“I understand you,” returned the Hebrew maiden; “and it shall be as you desire.”

She then took her departure.

CHAPTER CXIV.
OLD DEATH IN THE DUNGEON.

It was five o’clock in the evening of the following day; and Old Death was crouched up, like a wild beast, upon his bed in the dungeon, which was now lighted by the lamp that Esther de Medina had given him.

His natural emaciation had so frightfully increased, that he seemed but a skeleton in the clothes which hung upon him as if they had never been made for one so thin as he. The skirts of his old grey coat were wrapped around his wasted shanks—for, though it was now the month of May, yet it was cold in that dungeon. His countenance was wan and ghastly;—but its expression was little calculated to excite pity—for any thing more diabolically ferocious than the old miscreant’s aspect, cannot be well conceived. His face was the horrible reflex of a mind filled with passions and longings of so savage and inhuman a nature, that the mere thought makes one shudder.

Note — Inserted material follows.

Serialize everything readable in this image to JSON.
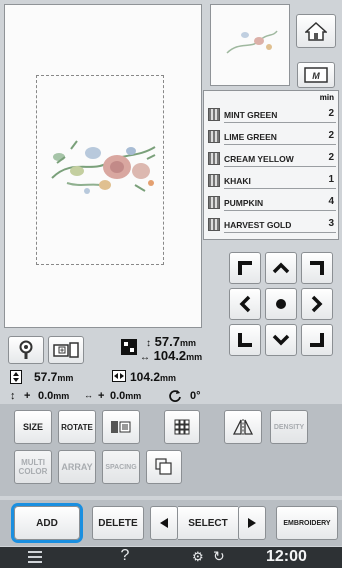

“She will come presently,” he muttered to himself, with a kind of subdued growling which indicated the fury of his pent-up rage: “she will come presently,” he repeated, his eyes glaring like those of a hyena beneath his shaggy, over-hanging brows; “and perhaps it will be for to-day! Who knows? she may think me penitent enough to be no longer dangerous: and then—then——”

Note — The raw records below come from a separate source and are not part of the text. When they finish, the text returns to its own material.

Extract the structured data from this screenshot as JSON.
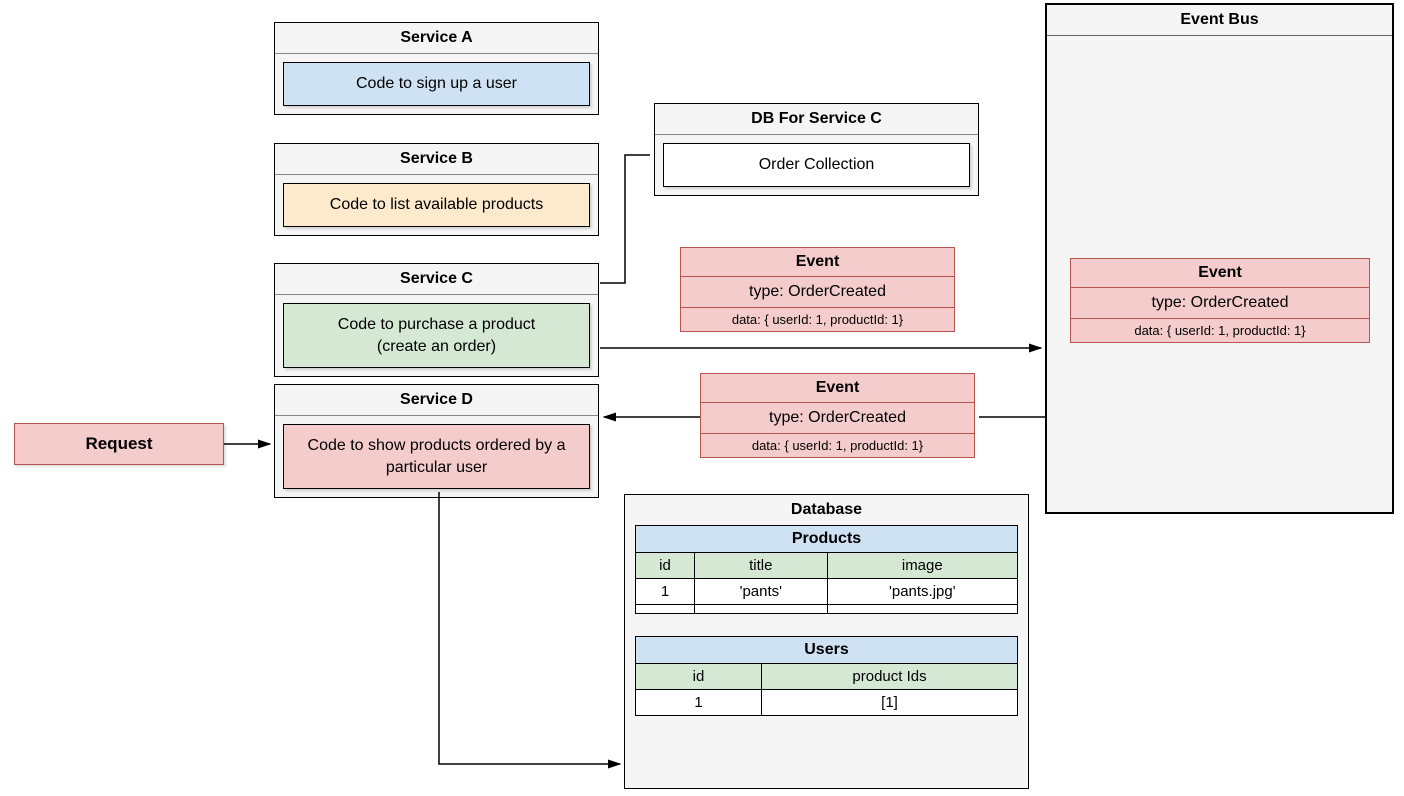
{
  "request": {
    "label": "Request"
  },
  "services": {
    "A": {
      "title": "Service A",
      "desc": "Code to sign up a user"
    },
    "B": {
      "title": "Service B",
      "desc": "Code to list available products"
    },
    "C": {
      "title": "Service C",
      "desc": "Code to purchase a product\n(create an order)"
    },
    "D": {
      "title": "Service D",
      "desc": "Code to show products ordered by a particular user"
    }
  },
  "dbForC": {
    "title": "DB For Service C",
    "collection": "Order Collection"
  },
  "eventBus": {
    "title": "Event Bus"
  },
  "events": {
    "top": {
      "title": "Event",
      "type": "type: OrderCreated",
      "data": "data: { userId: 1, productId: 1}"
    },
    "bottom": {
      "title": "Event",
      "type": "type: OrderCreated",
      "data": "data: { userId: 1, productId: 1}"
    },
    "bus": {
      "title": "Event",
      "type": "type: OrderCreated",
      "data": "data: { userId: 1, productId: 1}"
    }
  },
  "database": {
    "title": "Database",
    "products": {
      "name": "Products",
      "cols": [
        "id",
        "title",
        "image"
      ],
      "rows": [
        [
          "1",
          "'pants'",
          "'pants.jpg'"
        ],
        [
          "",
          "",
          ""
        ]
      ]
    },
    "users": {
      "name": "Users",
      "cols": [
        "id",
        "product Ids"
      ],
      "rows": [
        [
          "1",
          "[1]"
        ]
      ]
    }
  }
}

He paused, and ground his jaws savagely together as if they were filled with teeth; and his hands were clenched with such spasmodic violence that the long nails ran into the palms.

“For two months and a half,” he continued at length, and still musing to himself, “has the fiend—the infernal wretch—my mortal enemy, kept me here! For two months and a half have I been his prisoner! Perdition seize upon him! That man was sent into the world to be my ruin—to thwart me—to persecute me! From the first moment I ever met him six or seven months ago, all has gone wrong with me. But the day of vengeance must and shall come,—yes—vengeance—vengeance—though it costs me my life. Ah! he fancies that I am ignorant of his secret: and yet I understand it all now—yes—all, all! Rapid as was the gleam of the lamp which showed me his features the first time he ever visited me here, so quick did a light flash to my mind—so quick did the truth break upon me! Yes—yes—I understand it all now;”—and he chuckled in a scarcely audible manner, yet the more horribly menacing because it was so subdued and low. “But how can it be?—how could he have been saved?” he asked himself, in his sombre musings: then, after a brief pause, during which he rocked to and fro on the bed, he continued, “Never mind the how! That such is the fact I am confident—and that is enough for me! Yes—yes—that is enough for me! Fool that I was ever for a moment to suspect him to be Lord Ellingham! And yet I should have clung to this belief, had not the lamp glared upon his face as he darted out of the cell! Ah! ah! he little thinks that I know him now—that I have known him ever since the moment when the light showed me his features, blackened as they were! Ah! ah!” again chuckled Old Death: “I fancy that I have lulled them into an idea of my penitence! They imagine that the work of reformation has begun with me! Ah! ha! I played my cards well there! I did not whine and weep too soon—I appeared to be precious tough, and precious obstinate; and my slow conversion seemed all the more natural. They will fall all the easier into the snare: they——”

At this moment a slight noise at the door of the cell made the ancient miscreant start; and he instantaneously composed his features into as mournful and sanctimonious an expression as such a horribly hang-dog countenance could possibly assume.

The trap-door opened; and a sweet, musical voice said, “I am here again, according to my promise: you see that I do not desert you.”